Unable to run "az deployment mg create" on Tenant Root Group

Question

Trying to deploy a management group structure via Bicep starting 1 level down from "Tenant Root Group". CLI command az deployment mg create needs to target the Tenant Root Group (which has the same ID as the Tenant ID as per https://learn.microsoft.com/en-au/azure/governance/management-groups/overview#root-management-group-for-each-directory)

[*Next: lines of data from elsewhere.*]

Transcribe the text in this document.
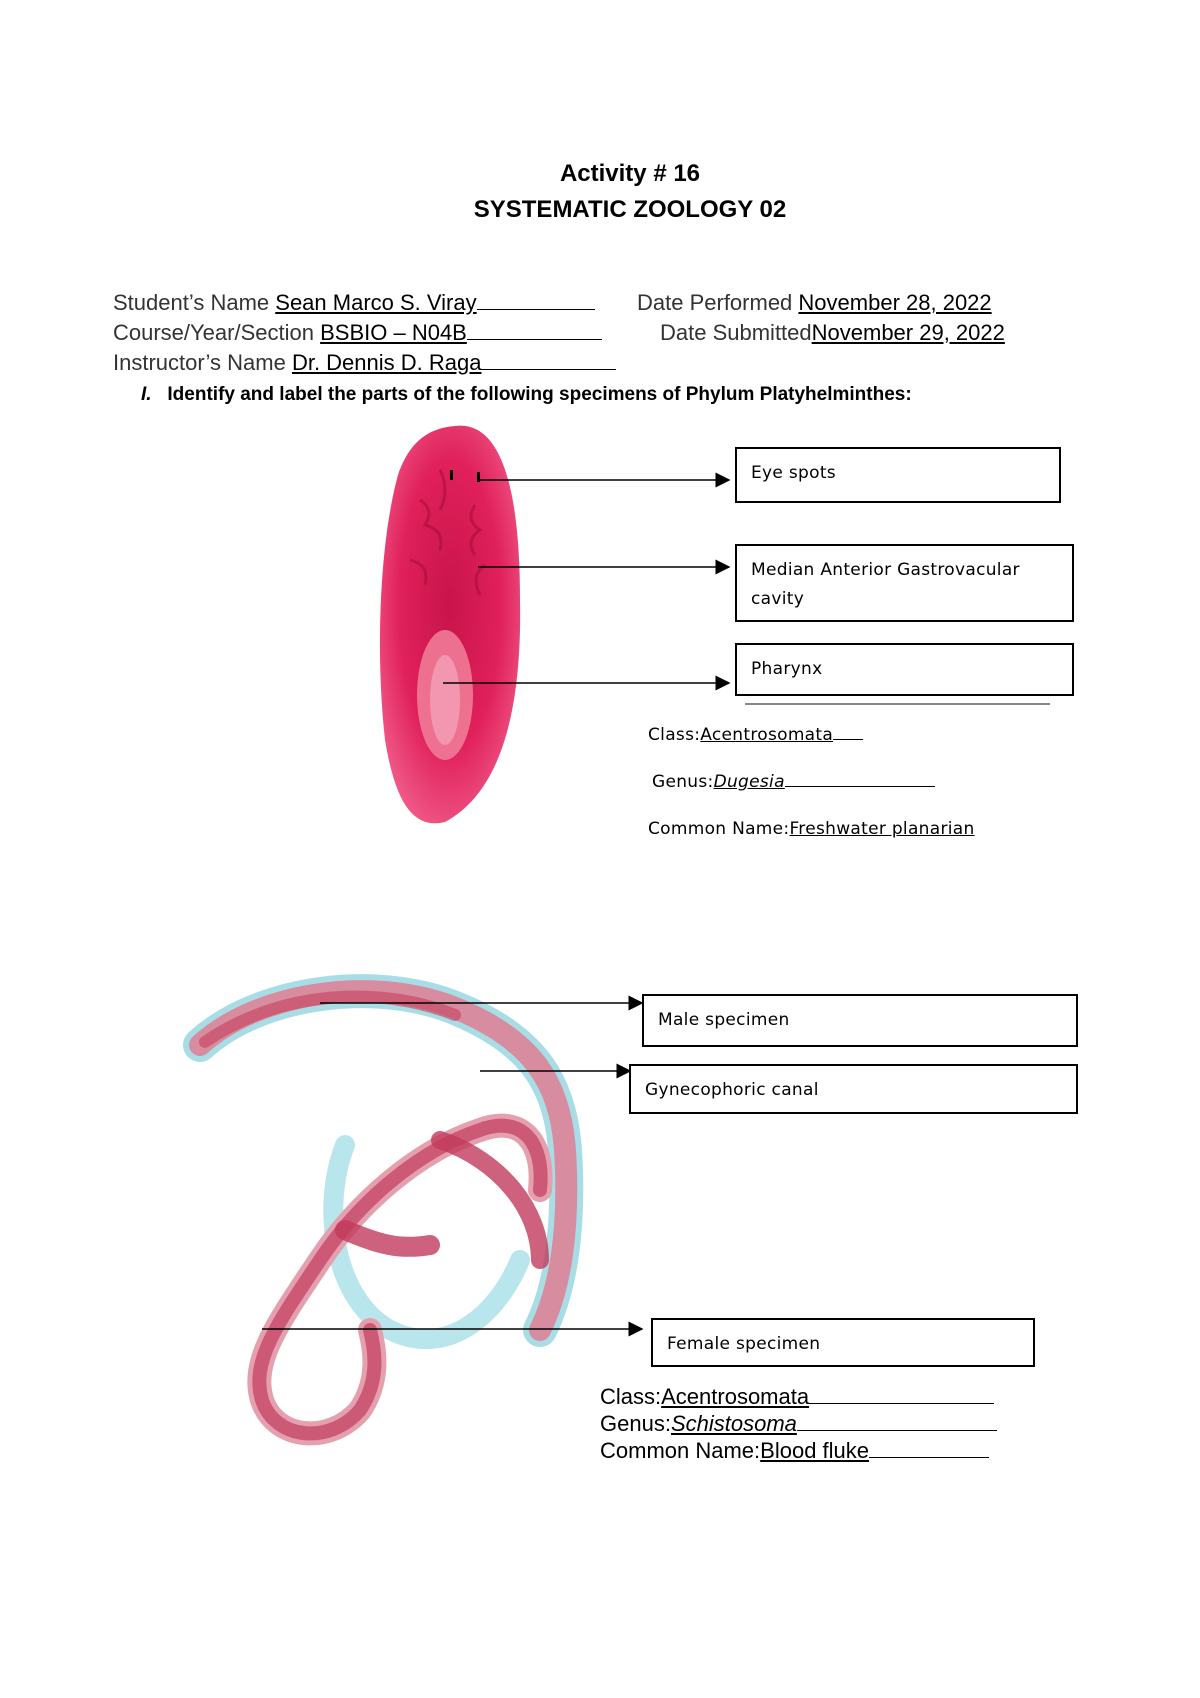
Activity # 16
SYSTEMATIC ZOOLOGY 02
Student’s Name Sean Marco S. Viray	Date Performed November 28, 2022
Course/Year/Section BSBIO – N04B	Date SubmittedNovember 29, 2022
Instructor’s Name Dr. Dennis D. Raga
I. Identify and label the parts of the following specimens of Phylum Platyhelminthes:
Eye spots
Median Anterior Gastrovacular cavity
Pharynx
Class:Acentrosomata
Genus:Dugesia
Common Name:Freshwater planarian
Male specimen
Gynecophoric canal
Female specimen
Class:Acentrosomata
Genus:Schistosoma
Common Name:Blood fluke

However keep getting the error below (CLI: *az deployment mg create -m

Answer 1

@Jose-Paolo Roldan The principal deploying the template must have permissions to create resources at the tenant scope. The principal must have permission to execute the deployment actions (Microsoft.Resources/deployments/*) and to create the resources defined in the template. For example, to create a management group, the principal must have Contributor permission at the tenant scope. To create role assignments, the principal must have Owner permission.

The Global Administrator for the Microsoft Entra ID doesn't automatically have permission to assign roles. To enable template deployments at the tenant scope, the Global Administrator must do the following steps:

1. Elevate account access so the Global Administrator can assign roles. For more information, see Elevate access to manage all Azure subscriptions and management groups. (Seems you have already done this).
2. Kindly assign Owner or Contributor to the principal that needs to deploy the templates.

      az role assignment create --assignee "[userId]" --scope "/" --role "Owner"
      
   

The principal now has the required permissions to deploy the template.